Step 1.4: and an attention mechanism module is added, and the adjacent nodes with large influence are focused. Different nodes are assigned different weights when aggregated, as shown in equation (4).

Wherein

A feature vector representing the i-th node in the l-th network,

to represent

Of a neighboring node, W^lRepresenting a feature vector dimension transformation matrix, att () representing an attention coefficient calculation function, namely calculating a correlation coefficient, firstly transforming the features of two neighboring nodes

Matrix transverse splicing and trainable parameters

And performing dot product operation to form a single-layer perceptron of which the hidden layer only has one neuron, inputting the characteristics of the spliced nodes, and outputting the similarity between the two nodes. The symbol represents the dot product operation, and the symbol | | | represents the matrix horizontal concatenation. To reduce the amount of computation, the attention mechanism only works within a first order neighbor node, i.e., only node pairs with directly connected edges are considered.

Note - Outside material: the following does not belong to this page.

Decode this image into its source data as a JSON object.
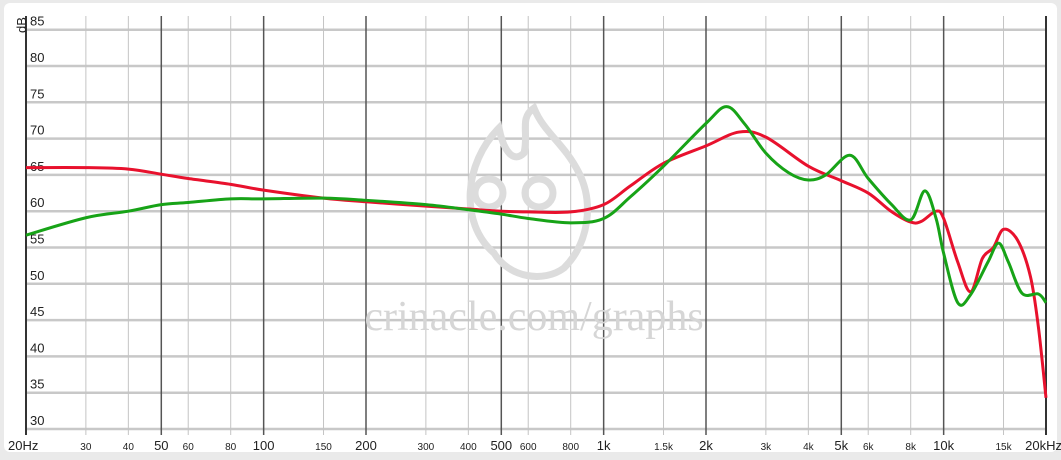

Step 1.4.1: and normalizing the attention coefficient to facilitate the application of the attention coefficient to each node, as shown in formula (5). Normalization was performed using the softmax function.

Wherein

The sequence number of the neighbor node of the inode. The softmax function is well known in the art and will not be described in detail herein. Fig. 3 is a schematic diagram illustrating an attention mechanism of the neural network according to an embodiment of the present invention.

Step 1.4.2: and (3) allocating attention weight, using formula (4) for multiple times, namely performing multiple attention coefficient calculation averaging, accumulating the coefficients, averaging, adding the accumulated coefficients into a graph convolution network, and modifying the feature vector updating formula in formula (3) as shown in formula (6).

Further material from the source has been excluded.